Doris Bither, başından geçen korkunç paranormal olayları yaşadığında 30 yaşındaydı. Bekar ve yalnız bir anne olarak hayatına devam ediyordu. Doris’in babaları birbirinden farklı olan üç oğlu ve bir kızı vardı. Hayatı boyunca yaşadığı bir dizi kötü ilişki onda büyük travmalara neden olmuştu. Sonunda ise acılarını ve travmalarını unutmak için kendisini alkol tüketimine verdi.
Doris Bither, bir gün tamamen tesadüf eseri bir kitabevinde bir adamın sözlerine kulak misafiri oldu. Adam bir kişiyle paranormal oluşumlar hakkında konuşuyordu. Kendi evinin de lanetli olduğun düşünen Doris, bu adamı gizemi çözmesi için evine davet etti. Doris, evini araştırmaya gelen Dr. Barry Taff ve Kerry Gaynor’a, cinsel saldırıya uğradığını söyledi. Hatta annesinin odasının içerisinde bir köşeden bir köşeye koştuğunu gören Doris’in en büyük oğlu duruma müdahale etmek isterken kolunu kırmıştı. Bu iddiaların gölgesinde Dr. Taff ve Gaynor ilk defa paranormal bir varlık tarafından tecavüze uğradığını söyleyen bir kadınla tanıştılar. Doris’in komşuları da aslında evin içerisinde dolaşan hayaletlerin olduğunu doğruluyordu.
Olay yerini incelemek isteyen araştırmacılar, paranormal varlıkları tespit etmek için ekiplerini topladı. Raporlarına göre, Doris bu varlıkları davet etmeyi biliyordu. Onlara bağırarak dualar ederek çağırabiliyordu. Bu gözlem sırasında aniden odanın içinde ışıklar belirdi. Doris’in mağduriyeti devam ederken yeşil bir sis girdabı köşeden belirdi ve giderek büyüyerek bir adam silüetine büründü. Tüm ekipmana rağmen araştırmacılar sadece, Doris yatağında otururken tepesinde beliren kemer şeklindeki ışığın görüntüsünü yakalayabildiler.

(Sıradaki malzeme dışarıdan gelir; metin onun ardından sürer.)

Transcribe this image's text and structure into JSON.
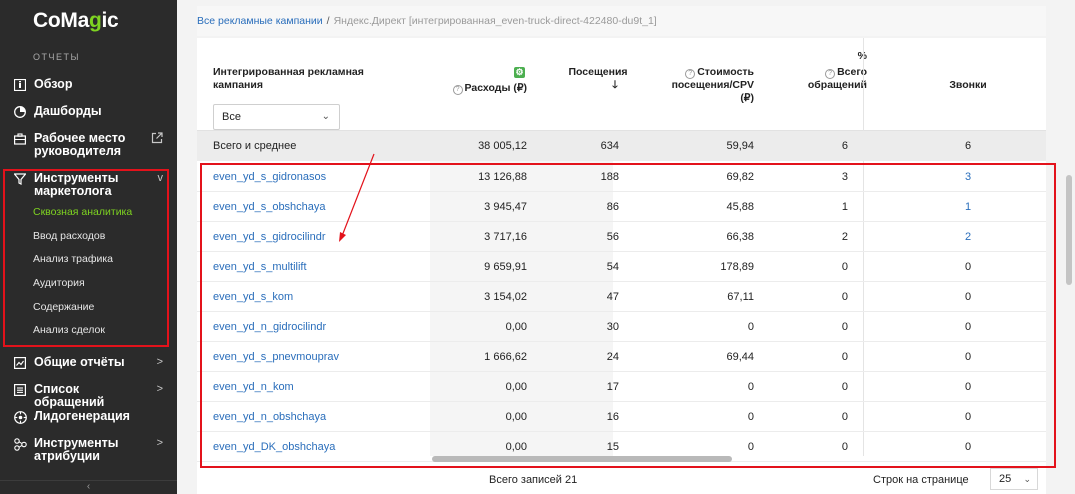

Araştırmacılar tüm aileyle yaptıkları görüşmeler sonucunda, enteresan bir sonuca daha vardılar; bu oluşumlar belirli müziklerde saldırıya daha çok eğilim gösteriyorlardı. Mesela Black Sabbath şarkılarında saldırgan tavırlar sergiliyorlardı. Aile üyelerinden birinin duygusal sorunlar yaşaması da bu paranormal durumları tetikliyordu. Doris’in iddialarına göre evlerinden taşınmalarına rağmen bu olaylar devam etti.
80’li yıllardan sonra Doris kayıplara karıştı. 2009 yılında oğlunun verdiği röportajda ise, bir karaciğer hastalığı sonucu 1995 yılında yaşamını yitirdiği ortaya çıktı.